All three rank as critical because they enable remote-code execution. All three patches require a restart, which indicates they are bugs at the kernel level, says Carey.
A fourth Microsoft security bulletin addresses a problem with Microsoft Office that is rated important, but Kandek says that in the context of Office, it should be considered critical by customers. It may be ranked as less than critical because users may need to open a file in order to trigger an attack, making it less likely. But in the context of day-to-day use of Office, users open files all the time without thinking twice.

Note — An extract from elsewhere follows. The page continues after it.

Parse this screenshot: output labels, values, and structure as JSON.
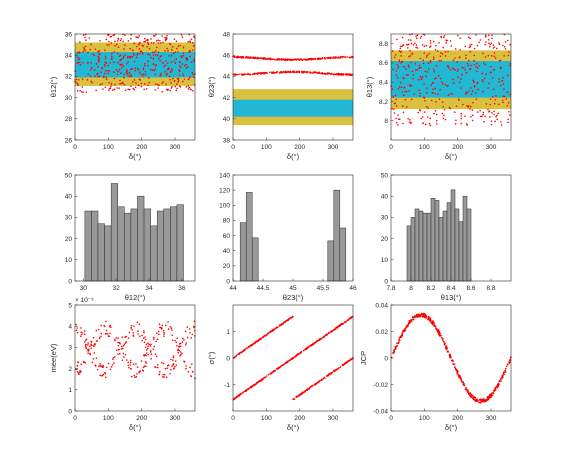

"Opening a file is an action completely natural to users of Office, so it does not really present a safeguard against this attack," Kandek says in his blog. He says Office 2010 is immune to the opening trigger, so it's not as urgent for users of that version to patch, but Office 2003 and Office 2007 should be patched as soon as possible, he says.
The final two patches involve a vulnerability in Dynamics AX -- Microsoft's ERP portal -- and two elevation-of-privilege problems in Windows.
"Halfway through 2012 we now have 35 patches, which puts us slightly ahead of last year which saw a total of 99 patches," says Paul Henry, security and forensic analyst at Lumension.